Thursday, April 05, 2012

While they were at table...

"Christ Washing Peter's Feet"
by Ford Maddox Brown (Tate Gallery)

Born in France in 1821 and educated in Belgium and France, the young Ford Madox Brown visited Italy and was strongly influenced by the historic masterpieces there and by the first stirrings of a new movement in art. "Modern" artists of the 19th century sought to re-establish the "natural" and "heartfelt" approach that they believed had dominated painting, sculpture and literature before the more staged and self-conscious style of Renaissance artists like Raphael. Eventually, this movement organized itself into the "Pre-Raphaelite Brotherhood." Brown never actually joined this group, but he sympathized with its goals and was close to many members.

Brown's "Christ Washing St. Peter's Feet" (1856) is almost four and a half feet across, and about four feet high. The figure of Christ dominates the foreground as in almost no other artistic rendition of this pivotal moment at the Last Supper. The hem of his garment even seems to flow past the edge of the canvas. Brown shows us a Jesus who is entirely focused on his self-appointed task. His head is bent at an uncomfortable right angle to the chest, perhaps hinting of his bowed head on the cross; his eyes are fixed not on Peter's face, but on his feet. The sleeves of Christ's tunic are pushed up, revealing his muscular arm all the way to the shoulder. The painting seems to impose an atmosphere of profound silence even on the viewer. Certainly, the apostles are struck dumb at seeing "the might of the Lord's arm" employed in such a pointedly servile manner (see Psalm 98:1). If John is peering over Peter's shoulder in thoughtfulness, the other apostles (again, save one) are looking on in horror. Only Judas seems blasé as he bends down over his own feet to loosen his sandal. Peter, on the receiving end of the Lord's quietly deliberate action, looks decidedly ill at ease, but his sandals, with their straps hanging down limply, tell us that he is on holy ground.

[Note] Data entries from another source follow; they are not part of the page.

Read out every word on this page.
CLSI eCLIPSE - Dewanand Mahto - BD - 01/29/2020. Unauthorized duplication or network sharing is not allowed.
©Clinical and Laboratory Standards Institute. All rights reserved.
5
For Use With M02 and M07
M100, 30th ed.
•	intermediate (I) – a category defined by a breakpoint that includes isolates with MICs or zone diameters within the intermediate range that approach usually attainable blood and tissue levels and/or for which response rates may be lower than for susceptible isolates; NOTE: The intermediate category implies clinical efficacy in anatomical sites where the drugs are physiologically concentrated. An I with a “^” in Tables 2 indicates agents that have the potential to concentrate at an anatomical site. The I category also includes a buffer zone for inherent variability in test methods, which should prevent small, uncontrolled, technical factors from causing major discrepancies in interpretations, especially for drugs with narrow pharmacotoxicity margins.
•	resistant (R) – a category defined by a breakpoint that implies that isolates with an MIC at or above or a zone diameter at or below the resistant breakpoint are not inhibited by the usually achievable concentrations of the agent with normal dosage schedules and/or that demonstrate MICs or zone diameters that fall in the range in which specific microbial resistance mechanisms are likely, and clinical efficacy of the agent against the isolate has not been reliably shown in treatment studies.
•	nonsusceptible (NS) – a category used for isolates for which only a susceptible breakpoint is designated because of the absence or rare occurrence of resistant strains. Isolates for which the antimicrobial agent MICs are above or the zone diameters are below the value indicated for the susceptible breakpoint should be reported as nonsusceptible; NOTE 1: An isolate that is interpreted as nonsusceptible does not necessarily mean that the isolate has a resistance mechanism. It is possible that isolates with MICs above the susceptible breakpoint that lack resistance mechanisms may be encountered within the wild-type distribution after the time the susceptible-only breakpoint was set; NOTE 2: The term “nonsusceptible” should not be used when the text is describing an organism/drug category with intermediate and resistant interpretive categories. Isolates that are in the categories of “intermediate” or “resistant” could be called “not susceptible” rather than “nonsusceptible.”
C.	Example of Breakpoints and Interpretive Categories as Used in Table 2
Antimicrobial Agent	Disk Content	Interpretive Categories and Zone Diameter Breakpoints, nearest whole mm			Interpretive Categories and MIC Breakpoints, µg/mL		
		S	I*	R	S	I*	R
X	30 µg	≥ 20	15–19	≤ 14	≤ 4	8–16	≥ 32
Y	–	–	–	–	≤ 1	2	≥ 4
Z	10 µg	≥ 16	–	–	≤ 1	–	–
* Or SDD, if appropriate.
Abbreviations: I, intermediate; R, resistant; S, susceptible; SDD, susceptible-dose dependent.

At first, Peter's response had been almost the opposite of the Virgin Mary's. She had said, "be it done to me": he had protested, "You shall never wash my feet!" Mary called herself God's slave-girl. Peter, at this point in his life, cannot bring himself to say anything similar. Peter realizes that "If I, the Lord and Master, have washed your feet, then you must wash each other's feet…" And unless he accepts that, he can "have no share"—no communion—with Jesus. He doesn't yet understand, but soon enough he will. And when his own hour comes, he will write to a new generation of disciples, "Christ suffered for you and left you an example, to have you follow in his footsteps" (1 Pet. 2: 21).